# Manual Extension Tubes



## retry (Feb 20, 2009)

Nikon D40 + Manual Extension Tubes (9mm+16mm+30mm) + Nikkor AI-S 50mm F/1.8


----------



## dry3210 (Feb 20, 2009)

Liking the fly the best.  Mainly just cause I fee like he's actually look at me.


----------



## retry (Feb 21, 2009)

dry3210 said:


> Liking the fly the best.  Mainly just cause I fee like he's actually look at me.


Thanks.


----------



## Overread (Feb 21, 2009)

really liking this work! 
2 is very impressive with all that white in the shot!
you have a good eye!

out of interset what lighting setup were you using?


----------



## retry (Feb 22, 2009)

Overread said:


> really liking this work!
> 2 is very impressive with all that white in the shot!
> you have a good eye!
> 
> out of interset what lighting setup were you using?
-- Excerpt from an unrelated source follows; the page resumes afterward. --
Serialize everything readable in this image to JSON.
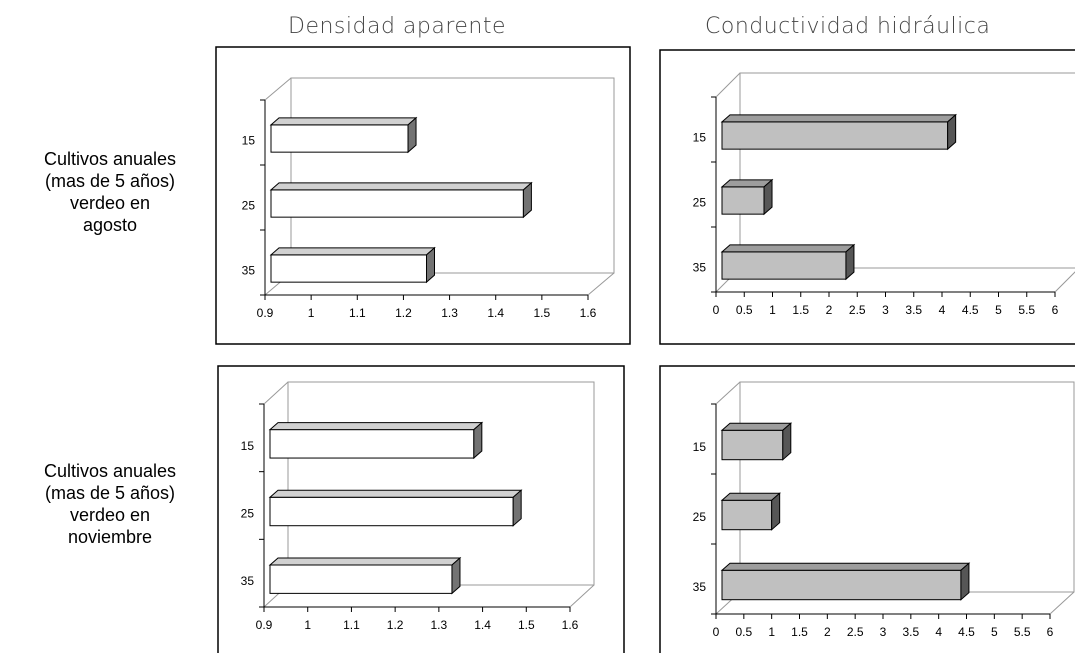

Thanks. I use a Manual Flash Suntax 9000T (it sucks ).


----------



## Al-Wazeer (Feb 22, 2009)

all gorgeous!
good job
what do you mean with " MANUAL " extension tubes?


----------



## Overread (Feb 22, 2009)

its means that the tubes have no electical contacts - so the camera has no idea what lens is attached to it. That means aperture has to be changed manually (not too tricky since many nikons still have a manual aperture ring - unlike a lot of recent canon lenses) and that one has to meter the camera manually as well (that means either knowing maths or lots of experimenting )


----------